The timing matters. Istanbul is two years into a post-earthquake infrastructure review triggered by the February 2023 Kahramanmaraş disaster, and a significant portion of the city's building documentation — photographs of load-bearing walls, façade conditions, and neighbourhood streetscapes used by structural engineers — sits inside the same databases now flagged for redundancy problems. When a duplicate image replaces an original, particularly one taken at a different date or angle, the downstream consequences for urban planners and earthquake-risk assessors are not trivial.

The Scale of the Problem, District by District

The audit covered four primary repositories. The Istanbul Archaeological Museums digitisation project, headquartered near Sultanahmet, holds approximately 340,000 image files. The Atatürk Library on Taksim Square — which houses the city's largest public photograph collection — manages a separate database of around 210,000 items. Together, those two institutions account for the bulk of the flagged duplicates: roughly 87,000 files between them require human review, according to figures the Digital Heritage Unit submitted to the Metropolitan Municipality's cultural affairs committee in June 2026.

A third repository, maintained by the Fatih Municipality covering the historic peninsula, contains around 95,000 images linked to the UNESCO World Heritage buffer zone. Staff there identified a separate but related problem: roughly 3,400 files had been tagged with incorrect metadata when batch-uploaded between 2021 and 2023, meaning a photograph of a building on Divanyolu Caddesi might carry location data pointing to a site in Eyüpsultan. That error rate — about 3.6 percent of the Fatih collection — is modest by international standards but significant given the precision required for heritage protection work.

The issue is not purely bureaucratic. Storage costs for unmanaged municipal databases in Istanbul have risen sharply alongside inflation. Server leasing and cloud backup for the city's cultural institutions ran to approximately 14.2 million Turkish lira in 2025, up from around 9.8 million lira the previous year, partly because duplicate files inflate storage demand without adding any informational value. At current lira exchange rates that translated to a real-terms cost increase even before accounting for currency depreciation.

What Deduplication Actually Involves — and Who Pays

Automated deduplication software can flag near-identical images using perceptual hashing algorithms, but the final decision on which version to retain requires human judgment. A photograph taken in 2018 of a yalı on the Bosphorus and a retouched version of the same image uploaded in 2022 may hash as near-duplicates, but only a trained archivist can determine which preserves more visual information. The Digital Heritage Unit estimated in its May audit that clearing the backlog at the Atatürk Library alone would require around 1,400 staff-hours at current review speeds — the equivalent of roughly nine months of part-time archival labour.

Two technology vendors active in the Turkish public-sector market — both based in the Maslak business district — submitted proposals to the Metropolitan Municipality's procurement office in April 2026 offering semi-automated solutions.
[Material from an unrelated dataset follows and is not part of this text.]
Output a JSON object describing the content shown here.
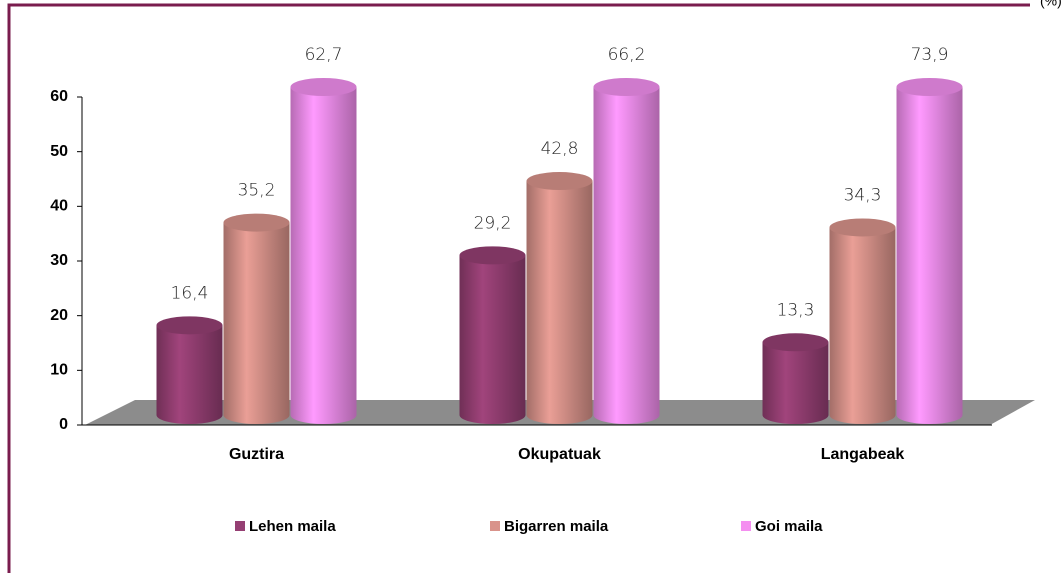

Neither contract had been awarded as of the audit's publication date. The delay reflects a broader procurement bottleneck: under current Treasury regulations, digital services contracts above 2 million lira require a competitive tender process that averages 90 to 120 days from announcement to award.

For researchers, journalists, or urban planners currently relying on these databases, the practical advice is straightforward. Cross-reference any image pulled from the Atatürk Library or the Fatih Municipality heritage portal against at least one secondary source — whether a printed catalogue, a separately held institutional archive, or the Istanbul Archaeological Museums' own reference collections on Osman Hamdi Bey Yokuşu — before treating it as a definitive record. The databases remain open and usable, but until the deduplication backlog clears, caveat downloader.